ICC Note: Recently, the Middle East has been flooded with violence targeted at Christians. Even through the lack of media coverage in major news, this fierce persecution threatens the existence of Christianity in the Middle East. Christians in Egypt struggle with the burning and looting of their churches. Christians in Iraq and Syria are forced from their homes in the wave of ISIS’ increasing violence. Saudi Arabia has refused to allow Christians to build churches. Each of these events mark a larger spectrum of persecution Middle Eastern Christians face in some of the oldest Christian communities in the world.
By: Robert Barron
07/22/14 Middle East (National Review) – Though you would never guess it from the paucity of coverage in the major news media, there is a fierce persecution of Christians going on in the Middle East. In Egypt, convents and churches are being burned to the ground and Copts, members of one of the most ancient Christian communities, are being routinely harassed, tortured, and arrested. In Iraq, the ISIS group, hoping to re-establish a “caliphate” across the northern sector of the Middle East, is brutally persecuting Christians. Just recently, an ultimatum was issued in Mosul, where Christians have been living for over 1,600 years, that believers in Jesus have to pay a stiff fine, leave the country, or be put to death. And the sheer shock of these extreme instances can allow us to overlook the fact that in Saudi Arabia Christians are not permitted to build churches or to practice their faith publicly in any way.

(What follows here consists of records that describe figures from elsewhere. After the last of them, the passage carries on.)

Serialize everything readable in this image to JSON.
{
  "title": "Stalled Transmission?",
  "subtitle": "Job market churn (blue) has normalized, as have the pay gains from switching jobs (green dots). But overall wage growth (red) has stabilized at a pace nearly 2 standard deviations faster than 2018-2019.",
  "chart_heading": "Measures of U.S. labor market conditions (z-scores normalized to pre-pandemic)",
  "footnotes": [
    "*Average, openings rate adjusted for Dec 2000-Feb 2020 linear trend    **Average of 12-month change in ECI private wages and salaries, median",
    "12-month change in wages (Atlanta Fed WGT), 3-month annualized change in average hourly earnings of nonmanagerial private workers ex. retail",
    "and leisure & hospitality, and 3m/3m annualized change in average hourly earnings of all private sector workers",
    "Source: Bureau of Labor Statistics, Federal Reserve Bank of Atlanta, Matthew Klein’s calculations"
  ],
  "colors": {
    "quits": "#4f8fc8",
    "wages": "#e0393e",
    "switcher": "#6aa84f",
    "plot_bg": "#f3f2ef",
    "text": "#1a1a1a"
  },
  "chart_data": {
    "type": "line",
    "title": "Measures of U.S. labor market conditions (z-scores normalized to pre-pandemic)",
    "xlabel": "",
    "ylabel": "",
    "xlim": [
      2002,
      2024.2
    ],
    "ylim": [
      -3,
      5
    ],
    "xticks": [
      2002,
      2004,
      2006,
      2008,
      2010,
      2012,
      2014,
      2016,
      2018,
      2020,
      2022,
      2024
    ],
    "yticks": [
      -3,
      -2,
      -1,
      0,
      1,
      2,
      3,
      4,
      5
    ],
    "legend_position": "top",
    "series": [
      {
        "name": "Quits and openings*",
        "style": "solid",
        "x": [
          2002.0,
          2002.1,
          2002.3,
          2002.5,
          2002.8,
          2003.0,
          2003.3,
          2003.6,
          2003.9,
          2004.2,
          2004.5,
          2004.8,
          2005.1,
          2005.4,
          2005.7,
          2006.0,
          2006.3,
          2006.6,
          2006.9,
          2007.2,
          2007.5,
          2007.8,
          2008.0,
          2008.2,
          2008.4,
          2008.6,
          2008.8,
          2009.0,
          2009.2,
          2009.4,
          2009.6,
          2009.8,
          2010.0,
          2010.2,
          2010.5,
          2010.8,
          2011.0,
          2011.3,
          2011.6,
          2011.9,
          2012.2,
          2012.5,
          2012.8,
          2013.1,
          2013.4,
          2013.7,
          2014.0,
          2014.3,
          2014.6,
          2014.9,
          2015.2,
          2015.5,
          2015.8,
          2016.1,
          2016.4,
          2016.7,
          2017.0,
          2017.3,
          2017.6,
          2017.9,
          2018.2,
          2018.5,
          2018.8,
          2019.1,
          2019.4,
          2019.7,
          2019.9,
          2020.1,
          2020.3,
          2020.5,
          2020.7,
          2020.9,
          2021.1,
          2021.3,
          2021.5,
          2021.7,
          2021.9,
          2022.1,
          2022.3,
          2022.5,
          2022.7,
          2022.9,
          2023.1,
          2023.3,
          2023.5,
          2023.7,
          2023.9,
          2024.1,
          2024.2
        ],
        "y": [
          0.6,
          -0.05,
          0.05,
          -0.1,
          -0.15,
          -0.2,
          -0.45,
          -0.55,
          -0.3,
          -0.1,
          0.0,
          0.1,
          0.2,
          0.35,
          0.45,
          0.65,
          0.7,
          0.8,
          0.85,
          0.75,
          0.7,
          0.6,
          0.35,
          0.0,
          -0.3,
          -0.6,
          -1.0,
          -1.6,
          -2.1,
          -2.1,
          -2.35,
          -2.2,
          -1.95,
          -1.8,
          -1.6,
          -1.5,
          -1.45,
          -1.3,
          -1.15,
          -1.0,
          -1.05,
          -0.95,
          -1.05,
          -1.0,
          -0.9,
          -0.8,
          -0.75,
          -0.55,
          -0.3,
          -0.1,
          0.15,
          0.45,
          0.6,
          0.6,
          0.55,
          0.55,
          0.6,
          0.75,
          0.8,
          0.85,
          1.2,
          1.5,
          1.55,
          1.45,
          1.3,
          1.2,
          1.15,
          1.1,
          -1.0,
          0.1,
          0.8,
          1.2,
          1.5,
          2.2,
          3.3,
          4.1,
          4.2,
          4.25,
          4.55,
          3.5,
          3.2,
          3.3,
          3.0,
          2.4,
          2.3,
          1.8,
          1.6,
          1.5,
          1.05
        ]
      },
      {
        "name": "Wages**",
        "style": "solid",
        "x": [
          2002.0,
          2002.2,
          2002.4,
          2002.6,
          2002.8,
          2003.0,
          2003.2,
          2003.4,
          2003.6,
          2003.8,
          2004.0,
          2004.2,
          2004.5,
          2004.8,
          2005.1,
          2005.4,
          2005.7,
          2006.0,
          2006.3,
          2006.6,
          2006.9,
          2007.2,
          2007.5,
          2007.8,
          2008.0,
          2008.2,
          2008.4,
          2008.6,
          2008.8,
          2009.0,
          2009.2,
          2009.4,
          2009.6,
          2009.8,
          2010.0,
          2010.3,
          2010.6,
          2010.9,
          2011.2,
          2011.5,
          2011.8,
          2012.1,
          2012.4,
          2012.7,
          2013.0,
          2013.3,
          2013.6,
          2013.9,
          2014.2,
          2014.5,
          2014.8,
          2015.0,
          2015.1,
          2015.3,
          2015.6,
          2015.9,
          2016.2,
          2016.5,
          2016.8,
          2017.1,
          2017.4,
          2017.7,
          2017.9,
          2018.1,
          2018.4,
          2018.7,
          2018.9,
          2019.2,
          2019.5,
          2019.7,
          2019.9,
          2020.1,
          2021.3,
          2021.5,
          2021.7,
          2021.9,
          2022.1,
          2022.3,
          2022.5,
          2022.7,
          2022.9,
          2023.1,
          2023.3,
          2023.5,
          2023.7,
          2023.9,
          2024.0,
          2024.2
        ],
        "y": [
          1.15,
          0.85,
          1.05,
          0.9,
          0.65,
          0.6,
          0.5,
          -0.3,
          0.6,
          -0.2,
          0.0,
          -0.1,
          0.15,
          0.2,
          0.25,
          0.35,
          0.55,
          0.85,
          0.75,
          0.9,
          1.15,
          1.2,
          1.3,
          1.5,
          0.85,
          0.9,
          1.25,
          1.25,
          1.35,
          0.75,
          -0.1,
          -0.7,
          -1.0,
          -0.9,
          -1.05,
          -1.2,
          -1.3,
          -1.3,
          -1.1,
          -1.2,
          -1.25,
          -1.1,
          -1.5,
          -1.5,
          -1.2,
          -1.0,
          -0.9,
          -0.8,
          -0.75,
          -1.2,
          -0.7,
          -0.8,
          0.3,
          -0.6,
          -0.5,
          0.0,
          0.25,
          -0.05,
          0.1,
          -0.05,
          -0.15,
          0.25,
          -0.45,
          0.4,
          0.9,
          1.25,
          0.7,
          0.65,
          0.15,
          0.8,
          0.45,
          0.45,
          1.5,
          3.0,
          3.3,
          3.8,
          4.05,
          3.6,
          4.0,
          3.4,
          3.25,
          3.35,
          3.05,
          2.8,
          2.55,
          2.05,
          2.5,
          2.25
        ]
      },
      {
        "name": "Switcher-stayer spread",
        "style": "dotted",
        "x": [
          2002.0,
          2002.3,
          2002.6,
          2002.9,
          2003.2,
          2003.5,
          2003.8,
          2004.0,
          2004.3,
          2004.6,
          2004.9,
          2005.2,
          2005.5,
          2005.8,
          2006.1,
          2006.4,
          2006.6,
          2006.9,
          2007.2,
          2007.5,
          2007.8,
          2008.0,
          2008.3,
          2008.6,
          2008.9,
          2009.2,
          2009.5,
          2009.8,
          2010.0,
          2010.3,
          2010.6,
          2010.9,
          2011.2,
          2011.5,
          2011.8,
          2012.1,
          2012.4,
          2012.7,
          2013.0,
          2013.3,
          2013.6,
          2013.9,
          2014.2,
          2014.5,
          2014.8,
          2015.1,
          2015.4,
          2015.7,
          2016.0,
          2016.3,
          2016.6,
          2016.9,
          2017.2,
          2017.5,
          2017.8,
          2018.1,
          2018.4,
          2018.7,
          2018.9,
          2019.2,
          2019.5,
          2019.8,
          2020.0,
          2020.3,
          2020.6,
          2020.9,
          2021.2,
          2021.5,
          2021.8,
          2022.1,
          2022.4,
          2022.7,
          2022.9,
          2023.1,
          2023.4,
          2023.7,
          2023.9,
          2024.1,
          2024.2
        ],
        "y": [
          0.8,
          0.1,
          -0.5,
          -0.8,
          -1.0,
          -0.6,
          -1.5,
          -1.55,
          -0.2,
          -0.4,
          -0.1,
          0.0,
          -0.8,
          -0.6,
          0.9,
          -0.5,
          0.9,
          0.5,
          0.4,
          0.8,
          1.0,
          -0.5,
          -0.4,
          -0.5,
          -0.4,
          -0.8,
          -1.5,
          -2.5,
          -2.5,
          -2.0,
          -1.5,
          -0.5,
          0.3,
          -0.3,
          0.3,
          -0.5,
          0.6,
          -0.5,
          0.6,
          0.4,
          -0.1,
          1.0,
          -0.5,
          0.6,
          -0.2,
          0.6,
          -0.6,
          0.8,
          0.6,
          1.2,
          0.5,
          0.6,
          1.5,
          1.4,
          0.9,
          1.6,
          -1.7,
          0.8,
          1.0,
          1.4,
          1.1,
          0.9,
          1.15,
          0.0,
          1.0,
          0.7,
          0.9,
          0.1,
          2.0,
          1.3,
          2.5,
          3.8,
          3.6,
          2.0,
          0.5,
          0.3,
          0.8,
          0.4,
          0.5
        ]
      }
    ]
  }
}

Moreover, Muslim persecution of Christianity is not limited to the Middle East. Islamist radicals have been attacking Christians in Indonesia, India, and Philippines for quite some time. And perhaps the most extreme examples of this persecution are the attacks launched by the Islamist group Boko Haram in Nigeria. This terrorist sect has burned churches, wantonly killed innocent Christians at worship, and most recently, kidnapped hundreds of Christian girls whose crime was attending school.
It is easy enough to condemn these actions as deeply inhumane, but I would like to press the critique a bit further, drawing attention to the work of Pope Francis’s two immediate predecessors. Pope John Paul II was the most vocal defender of human rights in the 20th century. Across the world and in hundreds of different venues, he insisted that the respect for fundamental human rights must be the key to a just political order. And of all the human rights—to life, liberty, a just wage, access to the ballot—the most basic, he taught, was the right to religious freedom. This is because the spiritual aspiration of the human heart is what defines us as human beings. The violation of that most sacred of “spaces” is, therefore, the most offensive, the most heinous and de-humanizing. To use the threat of force to compel someone to change his religious beliefs—which we are regularly seeing in the Middle East—is not only criminal but wicked.